Cleaning up oil from the coast and water can be tricky. Researchers at the University of Wisconsin, Madison have developed a new material that repels oil underwater, providing the potential to create new materials that will be able to better clean up oil from oil spills.
Researchers David Lynn (lead) and Uttam Manna (assistant), through the manipulation of chemical and topographical properties of a material, created a porous material made from thin polymer films. By using this material as a coating to cover wire mesh, and then pouring a mixture of water and oil through the mesh, they saw that the oil stayed on top of the mesh while the water passed through.
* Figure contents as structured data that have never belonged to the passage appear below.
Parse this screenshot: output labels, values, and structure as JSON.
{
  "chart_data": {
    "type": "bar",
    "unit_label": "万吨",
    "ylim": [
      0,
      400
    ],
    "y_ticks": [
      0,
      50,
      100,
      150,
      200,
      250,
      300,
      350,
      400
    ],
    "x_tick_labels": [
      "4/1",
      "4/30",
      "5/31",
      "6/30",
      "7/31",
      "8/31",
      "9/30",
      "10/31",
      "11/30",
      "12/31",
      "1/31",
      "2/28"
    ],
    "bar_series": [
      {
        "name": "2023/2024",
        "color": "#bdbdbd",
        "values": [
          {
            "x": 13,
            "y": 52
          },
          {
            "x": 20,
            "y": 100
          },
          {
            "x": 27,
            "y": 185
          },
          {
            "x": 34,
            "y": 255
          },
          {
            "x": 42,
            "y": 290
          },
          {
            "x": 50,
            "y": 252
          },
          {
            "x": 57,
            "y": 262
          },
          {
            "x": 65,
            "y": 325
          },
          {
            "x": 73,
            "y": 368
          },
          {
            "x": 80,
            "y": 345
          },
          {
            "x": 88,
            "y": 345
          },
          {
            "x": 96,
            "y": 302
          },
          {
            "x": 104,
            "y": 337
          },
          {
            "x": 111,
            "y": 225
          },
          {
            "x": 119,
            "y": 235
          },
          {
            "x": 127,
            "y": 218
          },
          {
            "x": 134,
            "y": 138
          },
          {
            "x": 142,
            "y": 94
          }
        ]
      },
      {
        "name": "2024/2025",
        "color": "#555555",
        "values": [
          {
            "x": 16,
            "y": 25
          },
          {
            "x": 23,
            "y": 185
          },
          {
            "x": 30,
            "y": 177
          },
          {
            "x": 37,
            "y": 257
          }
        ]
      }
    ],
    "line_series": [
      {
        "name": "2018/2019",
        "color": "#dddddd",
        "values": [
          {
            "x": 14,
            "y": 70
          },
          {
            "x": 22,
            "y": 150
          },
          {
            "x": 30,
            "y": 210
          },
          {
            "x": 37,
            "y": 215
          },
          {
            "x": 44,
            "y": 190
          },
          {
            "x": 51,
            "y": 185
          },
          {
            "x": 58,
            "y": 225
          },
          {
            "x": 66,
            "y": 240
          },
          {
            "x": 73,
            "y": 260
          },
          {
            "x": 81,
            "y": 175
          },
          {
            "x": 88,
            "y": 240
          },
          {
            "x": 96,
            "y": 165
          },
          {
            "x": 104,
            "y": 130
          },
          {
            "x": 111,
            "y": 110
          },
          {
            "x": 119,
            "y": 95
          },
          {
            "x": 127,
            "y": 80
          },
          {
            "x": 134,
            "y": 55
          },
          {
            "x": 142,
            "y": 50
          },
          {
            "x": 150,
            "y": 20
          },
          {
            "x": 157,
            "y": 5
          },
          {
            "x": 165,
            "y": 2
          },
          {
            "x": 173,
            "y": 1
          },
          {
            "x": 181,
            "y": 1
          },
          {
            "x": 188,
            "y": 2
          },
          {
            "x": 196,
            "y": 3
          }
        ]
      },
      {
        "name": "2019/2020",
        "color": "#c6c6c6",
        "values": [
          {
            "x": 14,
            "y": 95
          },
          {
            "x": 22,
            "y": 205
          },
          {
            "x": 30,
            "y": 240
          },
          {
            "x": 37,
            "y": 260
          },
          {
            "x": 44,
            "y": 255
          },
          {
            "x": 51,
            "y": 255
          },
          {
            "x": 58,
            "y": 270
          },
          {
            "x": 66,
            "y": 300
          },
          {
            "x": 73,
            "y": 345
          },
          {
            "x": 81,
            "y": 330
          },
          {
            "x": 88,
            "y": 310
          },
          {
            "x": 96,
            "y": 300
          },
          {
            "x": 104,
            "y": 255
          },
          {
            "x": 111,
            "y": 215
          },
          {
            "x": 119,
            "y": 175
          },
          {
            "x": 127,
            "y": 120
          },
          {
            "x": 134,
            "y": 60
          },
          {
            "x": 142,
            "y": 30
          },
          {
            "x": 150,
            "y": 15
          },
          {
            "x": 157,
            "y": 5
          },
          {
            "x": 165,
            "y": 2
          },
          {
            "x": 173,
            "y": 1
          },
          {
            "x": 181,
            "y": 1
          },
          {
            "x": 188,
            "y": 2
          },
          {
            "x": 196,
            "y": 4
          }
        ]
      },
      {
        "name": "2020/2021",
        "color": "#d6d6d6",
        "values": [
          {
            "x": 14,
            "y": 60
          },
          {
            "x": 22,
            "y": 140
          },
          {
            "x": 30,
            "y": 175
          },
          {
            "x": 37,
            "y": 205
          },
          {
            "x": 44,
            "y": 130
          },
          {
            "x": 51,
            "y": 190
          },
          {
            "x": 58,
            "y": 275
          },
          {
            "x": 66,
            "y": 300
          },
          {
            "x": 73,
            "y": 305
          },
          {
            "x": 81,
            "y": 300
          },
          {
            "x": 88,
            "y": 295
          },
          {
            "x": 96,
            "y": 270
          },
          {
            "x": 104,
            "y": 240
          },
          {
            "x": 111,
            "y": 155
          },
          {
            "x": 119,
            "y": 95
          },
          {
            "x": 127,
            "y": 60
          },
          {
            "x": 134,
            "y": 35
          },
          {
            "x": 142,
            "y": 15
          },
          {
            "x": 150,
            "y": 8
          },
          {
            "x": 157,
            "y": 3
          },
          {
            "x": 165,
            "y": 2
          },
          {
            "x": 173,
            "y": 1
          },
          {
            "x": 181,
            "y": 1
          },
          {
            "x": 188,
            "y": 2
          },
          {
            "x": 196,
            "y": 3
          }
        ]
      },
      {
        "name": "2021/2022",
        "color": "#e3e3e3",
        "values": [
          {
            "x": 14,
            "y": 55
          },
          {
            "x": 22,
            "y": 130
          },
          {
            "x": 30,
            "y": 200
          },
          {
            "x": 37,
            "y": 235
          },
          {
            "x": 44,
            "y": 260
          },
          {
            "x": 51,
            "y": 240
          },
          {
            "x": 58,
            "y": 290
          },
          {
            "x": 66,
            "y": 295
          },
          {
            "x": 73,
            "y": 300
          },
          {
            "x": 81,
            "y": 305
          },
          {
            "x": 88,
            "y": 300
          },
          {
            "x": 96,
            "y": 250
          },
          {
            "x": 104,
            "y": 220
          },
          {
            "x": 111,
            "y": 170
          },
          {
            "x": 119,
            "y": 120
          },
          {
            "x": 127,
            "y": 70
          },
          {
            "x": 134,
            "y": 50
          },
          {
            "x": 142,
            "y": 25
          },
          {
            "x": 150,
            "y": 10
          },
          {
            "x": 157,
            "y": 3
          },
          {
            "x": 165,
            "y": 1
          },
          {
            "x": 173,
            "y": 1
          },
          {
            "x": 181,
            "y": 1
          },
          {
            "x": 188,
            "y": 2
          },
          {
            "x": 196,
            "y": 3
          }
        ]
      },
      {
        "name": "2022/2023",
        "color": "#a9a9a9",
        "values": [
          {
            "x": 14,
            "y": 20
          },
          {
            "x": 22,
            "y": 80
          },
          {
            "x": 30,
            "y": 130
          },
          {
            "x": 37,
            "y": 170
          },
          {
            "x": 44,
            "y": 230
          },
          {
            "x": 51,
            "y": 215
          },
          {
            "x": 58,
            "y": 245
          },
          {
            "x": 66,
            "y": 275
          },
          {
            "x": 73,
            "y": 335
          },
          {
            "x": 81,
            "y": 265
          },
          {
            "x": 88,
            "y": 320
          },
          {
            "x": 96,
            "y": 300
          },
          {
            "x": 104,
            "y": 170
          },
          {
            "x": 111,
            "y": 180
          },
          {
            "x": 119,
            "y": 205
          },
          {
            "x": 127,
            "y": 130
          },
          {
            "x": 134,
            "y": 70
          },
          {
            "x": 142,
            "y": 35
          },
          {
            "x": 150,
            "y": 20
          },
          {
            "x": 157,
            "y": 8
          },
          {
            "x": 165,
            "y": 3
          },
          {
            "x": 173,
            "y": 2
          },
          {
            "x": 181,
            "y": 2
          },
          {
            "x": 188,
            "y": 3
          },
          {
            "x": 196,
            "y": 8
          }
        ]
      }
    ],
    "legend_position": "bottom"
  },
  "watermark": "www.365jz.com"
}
They also found that even after damaging the material – in this case, by using sandpaper on it, freezing it, burning it, scratching it – oil was still repelled.
These Wisconsin researchers now plan to find a way to use this materials on larger items, but current results show that using this oil-repellent material makes it easier to collect and recover oil in water.
These new materials have the potential to help in many instances where one chemical needs to be separated from another. David Lynn explained that “We’re not just talking about the potential to develop new tools to help clean up oil spills. It could also be fragrances and pharmaceuticals, fine chemicals or other organic liquids.”